Black-box optimization of peptides and proteins
This package is a part of black-box optimization of peptides and proteins using actor-critic model. The algorithm will help to increase the confidency in sequence generating of neural network by feeding it with more and more sequence validated by MD simulations or other methods by user-defined. The option for using MD simulation based validation is generally-talking time-consuming. We encourage users use it on HPC.
- Tensorflow (currently using TF v2.+)
- Keras
- Numpy
- Multiprocessing
MD evaluation requires:
- I-TASSER
- GROMACS
- AMBERTOOLs
- Setting the parameters in parameter.py is required. There are explanations inside the file.

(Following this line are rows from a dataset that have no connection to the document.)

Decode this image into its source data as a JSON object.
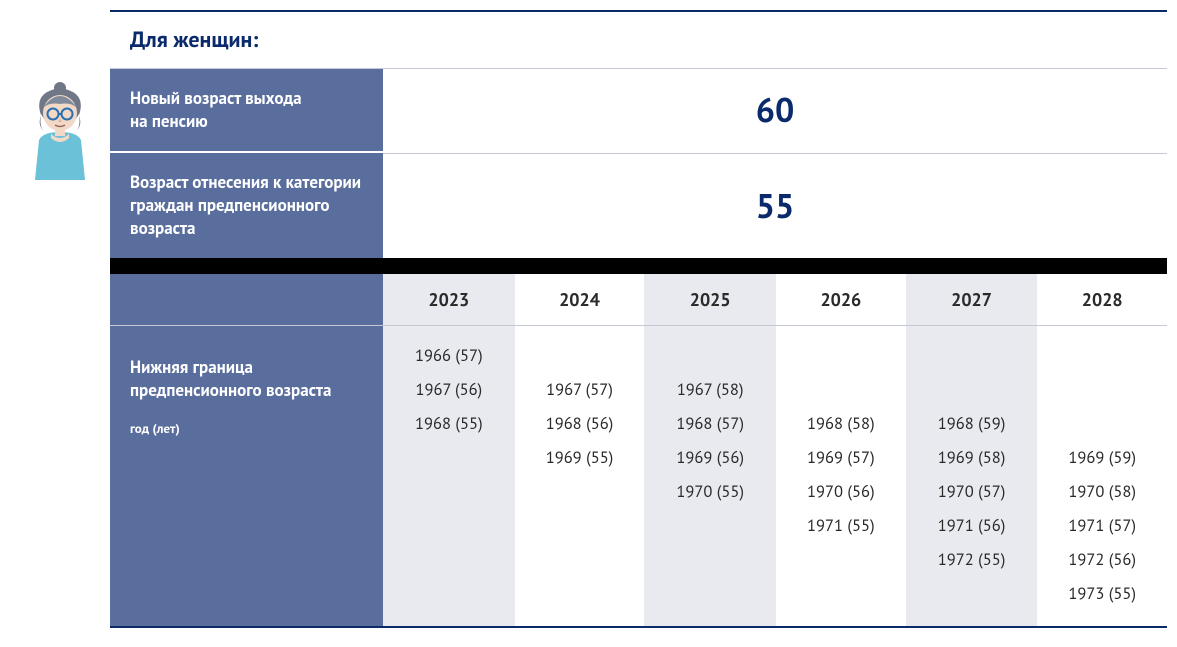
{
  "colors": {
    "navy": "#0a2a6b",
    "slate": "#5a6e9e",
    "shade": "#e8eaef",
    "border": "#c5c9d6",
    "black": "#000000",
    "white": "#ffffff",
    "text": "#2a2a2a"
  },
  "title": "Для женщин:",
  "info_rows": [
    {
      "label": "Новый возраст выхода на пенсию",
      "value": "60"
    },
    {
      "label": "Возраст отнесения к категории граждан предпенсионного возраста",
      "value": "55"
    }
  ],
  "table": {
    "row_label": "Нижняя граница предпенсионного возраста",
    "row_sublabel": "год (лет)",
    "years": [
      "2023",
      "2024",
      "2025",
      "2026",
      "2027",
      "2028"
    ],
    "shaded_cols": [
      true,
      false,
      true,
      false,
      true,
      false
    ],
    "columns": [
      [
        "1966 (57)",
        "1967 (56)",
        "1968 (55)"
      ],
      [
        "1967 (57)",
        "1968 (56)",
        "1969 (55)"
      ],
      [
        "1967 (58)",
        "1968 (57)",
        "1969 (56)",
        "1970 (55)"
      ],
      [
        "1968 (58)",
        "1969 (57)",
        "1970 (56)",
        "1971 (55)"
      ],
      [
        "1968 (59)",
        "1969 (58)",
        "1970 (57)",
        "1971 (56)",
        "1972 (55)"
      ],
      [
        "1969 (59)",
        "1970 (58)",
        "1971 (57)",
        "1972 (56)",
        "1973 (55)"
      ]
    ],
    "col_padding_top": [
      0,
      1,
      1,
      2,
      2,
      3
    ]
  },
  "typography": {
    "title_fontsize": 22,
    "label_fontsize": 17,
    "big_value_fontsize": 34,
    "year_fontsize": 18,
    "entry_fontsize": 16.5,
    "sub_fontsize": 13
  }
}
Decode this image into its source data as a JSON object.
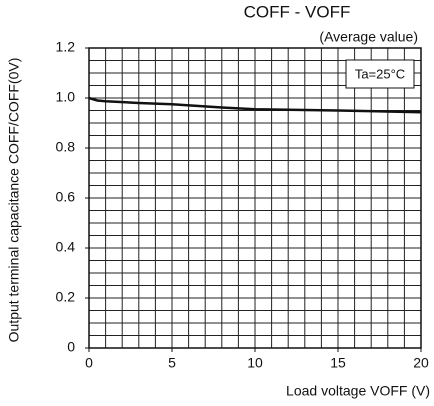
{
  "chart_data": {
    "type": "line",
    "title": "COFF - VOFF",
    "annotation": "(Average value)",
    "condition": "Ta=25°C",
    "x_label": "Load voltage VOFF (V)",
    "y_label": "Output terminal capacitance COFF/COFF(0V)",
    "x": [
      0,
      0.5,
      1,
      3,
      5,
      8,
      10,
      15,
      20
    ],
    "series": [
      {
        "name": "COFF/COFF(0V)",
        "color": "#111111",
        "values": [
          1.0,
          0.99,
          0.987,
          0.98,
          0.975,
          0.962,
          0.955,
          0.95,
          0.943
        ]
      }
    ],
    "xlim": [
      0,
      20
    ],
    "ylim": [
      0,
      1.2
    ],
    "xticks": [
      0,
      5,
      10,
      15,
      20
    ],
    "yticks": [
      0,
      0.2,
      0.4,
      0.6,
      0.8,
      {
        "value": 1,
        "label": "1.0"
      },
      1.2
    ],
    "grid": true,
    "grid_x_step": 1,
    "grid_y_step": 0.05
  }
}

- We provide the setup file (setup.py) to help initialization such as installing GROMACS and AMBERTOOls. To run:
python setup.py
- The default settings of this tool is MD-simulation evaluation based. We provide the subroutine so-called
evaluate
insampling.py
for user-defined evaluating function. - We have set up the queue format for some supercomputer such as: OakForest (UTokyo),, ISSP (UTokyo), Tsubame3 (TokyoTech), KComputer alike (IMS, NINS), ITO (UKyushu). Users can add additional submit script to HPCtype in the
HPCtool.py
files.
just call:
python sampling.py
The script will gentlely sample the sequence matching with the design goal. Each running epoch: it will generate the selected sequences and report:
equence TCNSQSIAFD with probability at 0.88409495
Sequence MYTFTMWKNW with probability at 0.926888
Sequence MYTFTMWKNW with probability at 0.926888
Sequence NFEQFFYAQA with probability at 0.8918185
Sequence KNNFMWICYG with probability at 0.9766589
Sequence IRFHVSQSVH with probability at 0.96453977
Sequence LRFNKQAKPS with probability at 0.9339483
Sequence KYGIFNGGCF with probability at 0.97861457
Sequence NFEQFFYAQA with probability at 0.8918185
Sequence LRFNKQAKPS with probability at 0.9339483
Sequence KYGIFNGGCF with probability at 0.97861457
Sequence YGEIRNVKER with probability at 0.97028124
Sequence TCNSQSIAFD with probability at 0.88409495
Dealing with epoch 8
Sequence NPPDADSEQF with probability at 0.7778874
Sequence YGEIRNVKER with probability at 0.97028124
Sequence NPPDADSEQF with probability at 0.7778874
Sequence MWMWEFLNTY with probability at 0.9251394
Sequence TCNSQSIAFD with probability at 0.88409495
Sequence MYTFTMWKNW with probability at 0.926888
Sequence MWMWEFLNTY with probability at 0.9251394
Sequence KNNFMWICYG with probability at 0.9766589
After sampling the model, the selected sequence will then homology modeling by I-TASSER, you will find the generated pdb files (usually 5 models) in your selected working folder.
If MD-evaluated is used, the model peptides will embeded into a membrane and execute the Steered MD through out the predefined lipid bilayers MDUtil/lipidnew.pdb
.
After running the MD simulation, the output time-course steering forces are reported in the corresponding folder.